From the same article…
State-owned Power Grid Corp. of India Ltd., which operates the world’s largest transmission networks, manages power lines including in the northern and eastern regions. NTPC and billionaire Anil Ambani-controlled Reliance Power Ltd. (RPWR) operate power stations in north India that feed electricity into the national grid. The northern and eastern grids together account for about 40 percent of India’s total electricity generating capacity, according to the Central Electricity Authority.
The grids in the east, north, west and the northeast are interconnected, making them vulnerable, said Jayant Deo, managing director of the Indian Energy Exchange Ltd. The outage has also spread to seven additional states in the northeast, NDTV television channel reported.
“Without a definitive plan by the government to gradually bring the grids back online, this problem could absolutely get worse,” Deo said.
Singh is seeking to secure $400 billion of investment in the power industry in the next five years as he targets an additional 76,000 megawatts in generation by 2017. India has missed every annual target to add electricity production capacity since 1951.
Well in reality, the root of the problem hasn’t been about ‘definite plans’ by the Indian government, but rather largely due to India’s statist political economy.
Again from the same article…
Improving infrastructure, which the World Economic Forum says is a major obstacle to doing business in India, is among the toughest challenges facing Singh as he bids to revive expansion in Asia’s third-largest economy that slid to a nine- year low of 5.3 percent in the first quarter.
Tussles over policy making with allies in the ruling coalition, corruption allegations and defeats in regional elections have weakened Singh’s government since late 2010.
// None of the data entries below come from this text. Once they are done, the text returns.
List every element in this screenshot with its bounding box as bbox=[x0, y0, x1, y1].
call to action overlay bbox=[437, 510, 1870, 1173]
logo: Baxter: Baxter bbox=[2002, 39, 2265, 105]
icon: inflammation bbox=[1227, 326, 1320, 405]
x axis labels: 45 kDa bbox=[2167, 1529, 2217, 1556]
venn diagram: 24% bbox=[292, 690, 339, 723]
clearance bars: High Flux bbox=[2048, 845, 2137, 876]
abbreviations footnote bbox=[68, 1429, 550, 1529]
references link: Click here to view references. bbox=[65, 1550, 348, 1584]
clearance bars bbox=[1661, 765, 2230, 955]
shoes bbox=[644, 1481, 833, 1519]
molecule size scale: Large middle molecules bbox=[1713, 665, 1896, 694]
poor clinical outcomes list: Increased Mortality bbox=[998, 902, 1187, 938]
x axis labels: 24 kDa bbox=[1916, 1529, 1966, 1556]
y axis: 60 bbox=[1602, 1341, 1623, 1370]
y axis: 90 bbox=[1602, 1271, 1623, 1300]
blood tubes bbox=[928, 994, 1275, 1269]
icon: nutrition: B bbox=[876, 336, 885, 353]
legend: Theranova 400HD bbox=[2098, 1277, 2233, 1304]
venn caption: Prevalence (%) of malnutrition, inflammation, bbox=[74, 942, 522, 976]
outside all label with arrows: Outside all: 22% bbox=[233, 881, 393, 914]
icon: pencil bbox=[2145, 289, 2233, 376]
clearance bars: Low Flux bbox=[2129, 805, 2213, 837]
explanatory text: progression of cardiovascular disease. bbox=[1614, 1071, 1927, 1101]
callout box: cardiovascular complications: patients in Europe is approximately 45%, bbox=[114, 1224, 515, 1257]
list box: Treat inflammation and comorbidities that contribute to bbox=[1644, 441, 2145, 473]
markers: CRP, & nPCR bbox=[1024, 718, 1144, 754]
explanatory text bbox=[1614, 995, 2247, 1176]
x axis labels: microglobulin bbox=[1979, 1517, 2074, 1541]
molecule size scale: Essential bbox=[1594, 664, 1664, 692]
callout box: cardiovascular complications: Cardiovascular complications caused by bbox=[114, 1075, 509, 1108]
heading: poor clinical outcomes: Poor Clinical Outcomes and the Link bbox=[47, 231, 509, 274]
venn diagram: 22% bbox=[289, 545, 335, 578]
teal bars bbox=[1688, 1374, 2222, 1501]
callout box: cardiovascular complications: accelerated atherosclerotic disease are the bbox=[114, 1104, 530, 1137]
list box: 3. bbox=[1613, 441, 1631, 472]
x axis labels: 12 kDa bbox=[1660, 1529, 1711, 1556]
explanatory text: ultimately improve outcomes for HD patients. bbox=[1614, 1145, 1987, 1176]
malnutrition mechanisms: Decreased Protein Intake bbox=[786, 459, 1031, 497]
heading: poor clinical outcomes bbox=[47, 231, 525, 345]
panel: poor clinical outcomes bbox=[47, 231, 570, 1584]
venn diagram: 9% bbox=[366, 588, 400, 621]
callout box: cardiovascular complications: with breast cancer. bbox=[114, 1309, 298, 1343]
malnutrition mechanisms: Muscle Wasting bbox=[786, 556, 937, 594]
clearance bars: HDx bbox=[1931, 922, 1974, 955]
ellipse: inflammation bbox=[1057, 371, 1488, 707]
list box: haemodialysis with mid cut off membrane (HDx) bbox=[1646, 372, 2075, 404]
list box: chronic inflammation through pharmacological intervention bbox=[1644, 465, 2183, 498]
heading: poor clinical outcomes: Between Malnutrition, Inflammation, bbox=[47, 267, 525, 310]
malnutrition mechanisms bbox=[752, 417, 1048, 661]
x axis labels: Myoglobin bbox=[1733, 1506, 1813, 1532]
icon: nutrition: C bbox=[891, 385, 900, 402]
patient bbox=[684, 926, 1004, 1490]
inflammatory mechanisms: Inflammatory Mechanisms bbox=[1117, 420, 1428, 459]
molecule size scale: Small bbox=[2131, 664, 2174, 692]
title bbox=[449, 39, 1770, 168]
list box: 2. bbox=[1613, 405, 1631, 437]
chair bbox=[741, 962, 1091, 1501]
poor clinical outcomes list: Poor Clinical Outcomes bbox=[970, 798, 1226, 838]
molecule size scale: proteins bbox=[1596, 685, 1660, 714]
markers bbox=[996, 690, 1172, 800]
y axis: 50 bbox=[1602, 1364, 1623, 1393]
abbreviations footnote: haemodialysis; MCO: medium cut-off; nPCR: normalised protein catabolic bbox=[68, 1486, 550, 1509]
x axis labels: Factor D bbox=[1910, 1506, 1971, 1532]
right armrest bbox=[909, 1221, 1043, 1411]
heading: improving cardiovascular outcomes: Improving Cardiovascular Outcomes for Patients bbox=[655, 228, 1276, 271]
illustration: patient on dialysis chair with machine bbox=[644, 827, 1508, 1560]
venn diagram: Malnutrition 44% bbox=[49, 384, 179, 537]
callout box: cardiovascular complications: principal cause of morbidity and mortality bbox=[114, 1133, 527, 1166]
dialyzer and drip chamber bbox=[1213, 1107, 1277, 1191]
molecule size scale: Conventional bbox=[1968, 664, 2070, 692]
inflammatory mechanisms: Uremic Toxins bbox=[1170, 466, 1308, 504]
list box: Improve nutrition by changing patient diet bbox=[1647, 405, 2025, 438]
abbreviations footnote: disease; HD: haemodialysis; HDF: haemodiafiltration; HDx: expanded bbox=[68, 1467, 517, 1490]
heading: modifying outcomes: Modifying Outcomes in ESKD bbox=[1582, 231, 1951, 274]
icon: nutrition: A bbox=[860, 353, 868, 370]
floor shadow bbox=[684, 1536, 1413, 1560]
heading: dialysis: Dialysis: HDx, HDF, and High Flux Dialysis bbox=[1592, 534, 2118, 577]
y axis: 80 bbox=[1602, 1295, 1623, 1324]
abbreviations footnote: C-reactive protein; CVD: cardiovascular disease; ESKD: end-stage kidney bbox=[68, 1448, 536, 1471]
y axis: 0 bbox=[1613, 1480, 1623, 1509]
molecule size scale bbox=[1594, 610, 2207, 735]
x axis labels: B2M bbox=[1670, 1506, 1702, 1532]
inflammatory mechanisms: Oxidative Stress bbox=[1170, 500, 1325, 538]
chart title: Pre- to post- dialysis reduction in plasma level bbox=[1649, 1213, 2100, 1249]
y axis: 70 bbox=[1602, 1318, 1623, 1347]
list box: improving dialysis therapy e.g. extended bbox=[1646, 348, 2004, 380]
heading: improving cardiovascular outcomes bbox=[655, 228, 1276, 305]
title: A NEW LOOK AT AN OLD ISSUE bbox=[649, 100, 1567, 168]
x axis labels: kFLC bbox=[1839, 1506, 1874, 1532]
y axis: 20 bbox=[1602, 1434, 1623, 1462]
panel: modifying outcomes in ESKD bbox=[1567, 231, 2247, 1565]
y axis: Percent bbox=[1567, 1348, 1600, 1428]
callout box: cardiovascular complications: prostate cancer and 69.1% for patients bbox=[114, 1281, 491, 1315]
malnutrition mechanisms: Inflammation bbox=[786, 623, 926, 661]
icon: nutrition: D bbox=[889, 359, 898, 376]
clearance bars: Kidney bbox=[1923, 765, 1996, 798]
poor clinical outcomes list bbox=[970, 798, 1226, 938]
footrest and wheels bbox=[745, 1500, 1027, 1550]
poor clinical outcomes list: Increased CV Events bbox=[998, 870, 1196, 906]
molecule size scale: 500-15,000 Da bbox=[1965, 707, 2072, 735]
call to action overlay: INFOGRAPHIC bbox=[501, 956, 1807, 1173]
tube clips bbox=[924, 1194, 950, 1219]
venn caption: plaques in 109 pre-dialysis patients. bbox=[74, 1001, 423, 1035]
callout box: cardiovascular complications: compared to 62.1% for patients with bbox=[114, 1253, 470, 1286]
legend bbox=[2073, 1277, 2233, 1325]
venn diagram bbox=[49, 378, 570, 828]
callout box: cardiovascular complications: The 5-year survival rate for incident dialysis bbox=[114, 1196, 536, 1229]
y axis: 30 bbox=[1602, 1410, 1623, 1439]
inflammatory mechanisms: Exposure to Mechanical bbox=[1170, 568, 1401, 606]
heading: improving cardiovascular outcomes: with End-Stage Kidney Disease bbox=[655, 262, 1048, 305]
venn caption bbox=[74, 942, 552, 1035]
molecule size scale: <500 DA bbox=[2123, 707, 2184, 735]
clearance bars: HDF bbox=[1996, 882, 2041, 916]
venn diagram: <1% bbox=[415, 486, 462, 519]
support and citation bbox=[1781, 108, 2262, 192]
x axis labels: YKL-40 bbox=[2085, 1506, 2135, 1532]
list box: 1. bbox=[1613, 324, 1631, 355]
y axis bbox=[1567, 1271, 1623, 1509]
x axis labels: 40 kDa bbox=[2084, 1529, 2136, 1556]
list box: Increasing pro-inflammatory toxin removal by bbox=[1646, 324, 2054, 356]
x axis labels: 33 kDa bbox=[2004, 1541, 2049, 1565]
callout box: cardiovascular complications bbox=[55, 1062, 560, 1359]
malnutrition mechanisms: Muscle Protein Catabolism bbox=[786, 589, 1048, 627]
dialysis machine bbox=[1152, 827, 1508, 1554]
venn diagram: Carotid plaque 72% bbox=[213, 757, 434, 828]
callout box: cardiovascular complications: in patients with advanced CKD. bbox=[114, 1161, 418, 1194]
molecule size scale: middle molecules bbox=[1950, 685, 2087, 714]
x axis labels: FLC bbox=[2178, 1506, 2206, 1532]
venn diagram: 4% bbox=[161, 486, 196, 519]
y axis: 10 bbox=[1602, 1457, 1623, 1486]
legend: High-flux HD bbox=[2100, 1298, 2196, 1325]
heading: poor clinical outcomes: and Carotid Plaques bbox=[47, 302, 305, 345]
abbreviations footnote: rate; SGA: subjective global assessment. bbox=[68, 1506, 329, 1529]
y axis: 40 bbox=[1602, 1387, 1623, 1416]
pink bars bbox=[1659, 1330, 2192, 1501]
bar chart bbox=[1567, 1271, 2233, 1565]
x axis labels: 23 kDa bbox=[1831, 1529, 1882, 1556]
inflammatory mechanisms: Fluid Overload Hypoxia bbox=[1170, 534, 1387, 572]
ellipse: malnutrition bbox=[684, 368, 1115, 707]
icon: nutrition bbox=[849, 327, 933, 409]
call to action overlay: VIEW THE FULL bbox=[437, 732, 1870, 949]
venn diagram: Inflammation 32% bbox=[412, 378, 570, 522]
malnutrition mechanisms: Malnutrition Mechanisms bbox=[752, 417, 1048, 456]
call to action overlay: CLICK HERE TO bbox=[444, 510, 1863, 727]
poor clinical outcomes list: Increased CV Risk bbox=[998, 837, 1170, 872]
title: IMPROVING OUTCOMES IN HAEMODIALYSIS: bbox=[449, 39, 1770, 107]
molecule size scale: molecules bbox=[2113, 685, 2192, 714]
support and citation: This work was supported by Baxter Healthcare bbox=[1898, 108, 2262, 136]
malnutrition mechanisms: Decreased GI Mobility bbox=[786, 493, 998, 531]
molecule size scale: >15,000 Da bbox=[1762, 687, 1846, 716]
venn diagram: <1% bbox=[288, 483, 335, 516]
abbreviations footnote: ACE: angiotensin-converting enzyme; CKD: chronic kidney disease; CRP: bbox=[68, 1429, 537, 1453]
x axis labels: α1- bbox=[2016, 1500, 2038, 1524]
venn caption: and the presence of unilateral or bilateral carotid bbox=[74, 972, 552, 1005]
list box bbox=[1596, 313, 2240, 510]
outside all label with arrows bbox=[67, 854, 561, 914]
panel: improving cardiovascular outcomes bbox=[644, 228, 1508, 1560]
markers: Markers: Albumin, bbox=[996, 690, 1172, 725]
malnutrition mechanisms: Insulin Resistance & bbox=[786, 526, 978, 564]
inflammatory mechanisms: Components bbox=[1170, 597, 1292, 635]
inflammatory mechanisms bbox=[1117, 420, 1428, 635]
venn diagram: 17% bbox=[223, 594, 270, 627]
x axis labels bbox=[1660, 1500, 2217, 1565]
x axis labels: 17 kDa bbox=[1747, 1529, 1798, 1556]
Must I forget, artificial electricity demand has partly been boosted by India’s central bank, the Reserve Bank of India (RBI), who passes the blame on others.
Again from the same article
The Reserve Bank of India, which has blamed infrastructure bottlenecks among others for contributing to the nation’s price pressures, today refrained from cutting interest rates even as growth in the $1.8 trillion economy cooled to a nine-year low in the first quarter.
Indian consumer-price inflation was 10.02 percent in June, the fastest among the Group of 20 major economies, while the benchmark wholesale-price measure is more than 7 percent.
The last time the northern grid collapsed was in 2001, leaving homes and businesses without electricity for 12 hours. The Confederation of Indian Industry, the country’s largest association of companies, estimated that blackout cost companies $107.5 million.
Chart above from global-rates.com and tradingeconomics.com
India’s bubble ‘easy money’ (upper window) policies in 2009-2010 fueled a stock market recovery (below window) in 2010.
On the other hand, the then negative interest rate regime also stoked local inflation (pane below policy interest rates).
This has prompted the Reserve Bank of India to repeatedly raise policy rates or tightened monetary policy. The result has been to put a brake on India’s economy and the stock market rebound.
Part of the Indian government’s attack on her twin deficits, which has been blamed for inflation through the decline of the currency, the rupee, has been to turn the heat on gold imports and bank gold sales.
Aside from demand from the monetary policies, electricity subsidies has also been a culprit. Farmers have been provided with subsidized electricity. Such subsidy has not only increased demand for power but also put pressure on water supplies.
Environmentalists would likely cheer this development as ‘Earth Hour’ environment conservation.
Yet India’s widespread blackouts are evidences and symptoms of government failure.
Rampant rolling blackouts extrapolate to severe economic dislocations which not only to means inconveniences but importantly prolonged economic hardship.